Implement Distinct Descriptor Mode
For my master thesis I implemented a Distinct Descriptor Mode (DDM) for v3-Descriptors and I wanted to finally share my results :)
The idea was, that we can create several subdescriptors which all contain different introduction points und upload those to different HSDirs. For Onionbalance it is irrevelant from which backend instances these intro points come from. It only cares for the intro points and can be used to insert them into different descriptors. We use the HSDir-Spread-Store- and Replica-Parameters to destribute the descriptors across several HSDirs. The limitating factor here is the HSDir_Spread_Fetch-Parameter - as clients by default consider only the first 3 HSDirs after the replica-indices when fetching a new descriptor.
As of now, a descriptor is allowed to contain up to 20 intro points. When we choose HSDir-Spread_Store = 3 and replica = 2, Onionbalance receives 6 different HSDirs which can be used to upload the descriptors. In total, we can handle 6 * 20 introduction points (which translates to up to 120 possible backend instances, or 60, if we take 2 intro points from each instance).
Example:
- number of instances: 35, number of intro points per instance: 2 ---> we need enough descriptors to fit 70 intro points
- Onionbalance creates 4 subdescriptors - every descriptor contains 17 or 18 (=70/4) different intro points
- we can use 6 HSDirs - that means that Onionbalance uploads every descriptor at least one time (2 descriptors are uploded two times)
For every subdescriptor, there is a "first" and a "second" descriptor created and uploaded. Regarding the update-functionality of the subdescriptor I kept the original implementaion: the descriptors are updated every time a new consensus arrives or the set of introduction points changes. This also means, that all subdescriptors are updated at the same time - although they might still be valid. Right now, all subdescriptor can only be created and updated at the same time and not be managed separately. This is something that could be improved in the future.
I wrote some functional tests for the DDM in Onionbalance but they only test the general functionality and could probably require some extra work.

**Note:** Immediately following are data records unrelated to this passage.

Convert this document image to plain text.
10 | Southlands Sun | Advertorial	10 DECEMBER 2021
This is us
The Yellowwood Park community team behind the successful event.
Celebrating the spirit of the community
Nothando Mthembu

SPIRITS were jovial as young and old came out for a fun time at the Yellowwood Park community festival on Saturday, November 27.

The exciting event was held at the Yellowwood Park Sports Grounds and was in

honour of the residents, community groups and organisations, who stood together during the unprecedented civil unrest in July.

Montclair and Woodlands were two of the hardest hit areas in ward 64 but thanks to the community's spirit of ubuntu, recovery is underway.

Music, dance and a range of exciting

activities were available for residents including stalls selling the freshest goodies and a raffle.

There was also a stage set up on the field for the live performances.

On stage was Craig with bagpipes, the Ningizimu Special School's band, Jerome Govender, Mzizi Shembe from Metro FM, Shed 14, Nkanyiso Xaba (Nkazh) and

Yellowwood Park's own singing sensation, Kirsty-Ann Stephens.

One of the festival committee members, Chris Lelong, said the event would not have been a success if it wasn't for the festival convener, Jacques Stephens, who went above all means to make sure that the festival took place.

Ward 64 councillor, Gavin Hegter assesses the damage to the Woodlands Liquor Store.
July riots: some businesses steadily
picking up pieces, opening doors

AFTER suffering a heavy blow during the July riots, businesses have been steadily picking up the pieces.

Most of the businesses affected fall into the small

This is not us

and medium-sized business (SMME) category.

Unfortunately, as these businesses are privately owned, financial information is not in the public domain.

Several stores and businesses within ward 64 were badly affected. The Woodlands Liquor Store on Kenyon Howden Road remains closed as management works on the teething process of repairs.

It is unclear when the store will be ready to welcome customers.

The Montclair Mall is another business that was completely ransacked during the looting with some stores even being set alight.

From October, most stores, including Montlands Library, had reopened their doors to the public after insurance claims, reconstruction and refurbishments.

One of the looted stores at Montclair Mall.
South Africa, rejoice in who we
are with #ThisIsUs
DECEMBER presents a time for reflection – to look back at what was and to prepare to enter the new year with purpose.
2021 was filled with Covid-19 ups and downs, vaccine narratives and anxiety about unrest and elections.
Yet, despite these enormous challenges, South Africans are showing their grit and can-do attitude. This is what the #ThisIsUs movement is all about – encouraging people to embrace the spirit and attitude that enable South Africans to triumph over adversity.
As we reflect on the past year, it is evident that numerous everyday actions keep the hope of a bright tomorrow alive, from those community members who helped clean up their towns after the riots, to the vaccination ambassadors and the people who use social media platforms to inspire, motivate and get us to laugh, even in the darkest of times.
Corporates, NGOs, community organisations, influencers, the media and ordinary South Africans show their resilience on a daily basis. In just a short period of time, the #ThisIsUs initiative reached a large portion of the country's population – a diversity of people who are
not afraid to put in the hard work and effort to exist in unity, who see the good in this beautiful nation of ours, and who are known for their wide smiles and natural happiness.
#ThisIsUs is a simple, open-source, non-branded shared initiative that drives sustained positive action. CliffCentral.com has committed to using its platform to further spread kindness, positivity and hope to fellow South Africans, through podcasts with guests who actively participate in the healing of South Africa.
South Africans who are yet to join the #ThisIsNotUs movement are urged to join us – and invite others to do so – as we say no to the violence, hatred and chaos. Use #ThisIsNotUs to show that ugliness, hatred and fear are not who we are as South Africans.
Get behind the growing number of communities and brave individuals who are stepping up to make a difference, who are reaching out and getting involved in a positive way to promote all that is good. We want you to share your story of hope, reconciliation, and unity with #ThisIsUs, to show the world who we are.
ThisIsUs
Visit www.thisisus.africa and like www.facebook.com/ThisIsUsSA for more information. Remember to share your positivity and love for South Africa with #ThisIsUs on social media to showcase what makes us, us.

I tested the DDM both in Chutney and on the live-network. For live-testing I used docker containers (each representing a frontend instance, backend instance or client connecting to the Onion Service). I wrote a script to reproduce the docker tests: https://github.com/nr24119/test_ddm. The backend instances were configured to each serve slightly different content (see Index.html). The clients automically performed curl-requests and the response revealed the backend instance they connected to.

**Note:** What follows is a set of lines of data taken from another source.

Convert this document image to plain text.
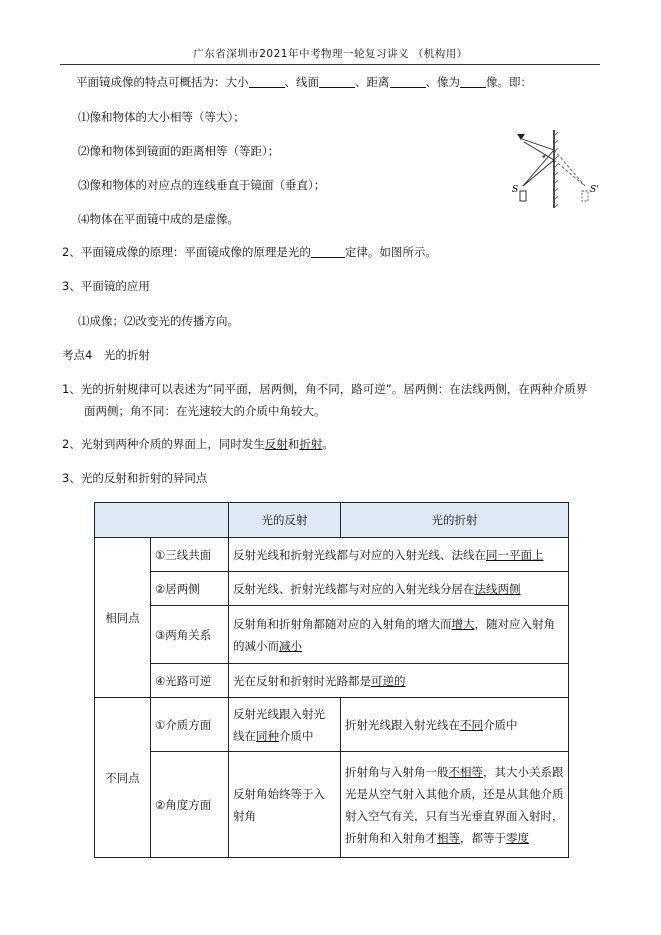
广东省深圳市2021年中考物理一轮复习讲义 （机构用）
平面镜成像的特点可概括为：大小	、线面	、距离	、像为 像。即：
⑴像和物体的大小相等（等大）；
⑵像和物体到镜面的距离相等（等距）；
⑶像和物体的对应点的连线垂直于镜面（垂直）；
⑷物体在平面镜中成的是虚像。
2、平面镜成像的原理：平面镜成像的原理是光的	定律。如图所示。
3、平面镜的应用
⑴成像；⑵改变光的传播方向。
S	S'
考点4　光的折射
1、光的折射规律可以表述为“同平面，居两侧，角不同，路可逆”。居两侧：在法线两侧，在两种介质界
面两侧；角不同：在光速较大的介质中角较大。
2、光射到两种介质的界面上，同时发生反射和折射。
3、光的反射和折射的异同点
		光的反射	光的折射
相同点	①三线共面	反射光线和折射光线都与对应的入射光线、法线在同一平面上	
	②居两侧	反射光线、折射光线都与对应的入射光线分居在法线两侧	
	③两角关系	反射角和折射角都随对应的入射角的增大而增大，随对应入射角的减小而减小	
	④光路可逆	光在反射和折射时光路都是可逆的	
不同点	①介质方面	反射光线跟入射光线在同种介质中	折射光线跟入射光线在不同介质中
	②角度方面	反射角始终等于入射角	折射角与入射角一般不相等，其大小关系跟光是从空气射入其他介质，还是从其他介质射入空气有关，只有当光垂直界面入射时，折射角和入射角才相等，都等于零度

I tracked the docker clients connecting to an Onion Service which was load balanced by 20 backend instances. The results show, that the requests are spread fairly regular over all backend-instances (ca. 2000 curl-requests, time frame ca. 2.5 hrs):
I tested up to 60 backend instances and it worked very well!
Please let me know if you have any questions or remarks and I will try to answer them as soon as possible :)
Summary
The following changes were made:
Raise the maximum limit of 8 backend instances:
- new parameter to set the desired number of instances and number of introduction points per instance (see params.py)

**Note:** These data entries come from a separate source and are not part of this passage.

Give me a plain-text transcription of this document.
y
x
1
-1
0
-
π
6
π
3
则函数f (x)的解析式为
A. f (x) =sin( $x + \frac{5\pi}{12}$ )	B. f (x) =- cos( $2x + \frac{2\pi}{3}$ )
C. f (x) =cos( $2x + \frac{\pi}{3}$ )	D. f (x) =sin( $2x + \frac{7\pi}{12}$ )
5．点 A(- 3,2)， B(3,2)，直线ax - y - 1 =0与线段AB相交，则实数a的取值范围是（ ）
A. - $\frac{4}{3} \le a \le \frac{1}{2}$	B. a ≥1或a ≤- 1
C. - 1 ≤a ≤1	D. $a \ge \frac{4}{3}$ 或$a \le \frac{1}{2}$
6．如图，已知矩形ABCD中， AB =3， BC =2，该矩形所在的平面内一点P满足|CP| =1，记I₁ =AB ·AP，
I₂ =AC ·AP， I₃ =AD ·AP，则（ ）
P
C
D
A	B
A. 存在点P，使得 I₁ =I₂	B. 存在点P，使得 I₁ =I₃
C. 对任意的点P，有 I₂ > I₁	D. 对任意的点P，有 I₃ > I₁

- adjusting the config generator to allow a max. number of instances (config-generator.py)
Calculate the number of needed (sub-)descriptors: (service.py)
- estimate how big a descriptor is without containing intro points (max. space for a descriptor is 50.000 bytes)
- find out how much space per descriptor can be used by the intro points
- calculate number of descriptors needed to fit all intro points
Create (sub-)descriptors: (service.py)
- determine which intro point should go into which descriptor
- create descriptors and temporarly store them
Upload all (sub-)descriptors: (service.py)
- get responsible HSDirs
- assign a HSDir-node to every (sub-)descriptor and start uploading
Logging
- adjust existing logging
- log all actions concerning the DDM (log-level INFO)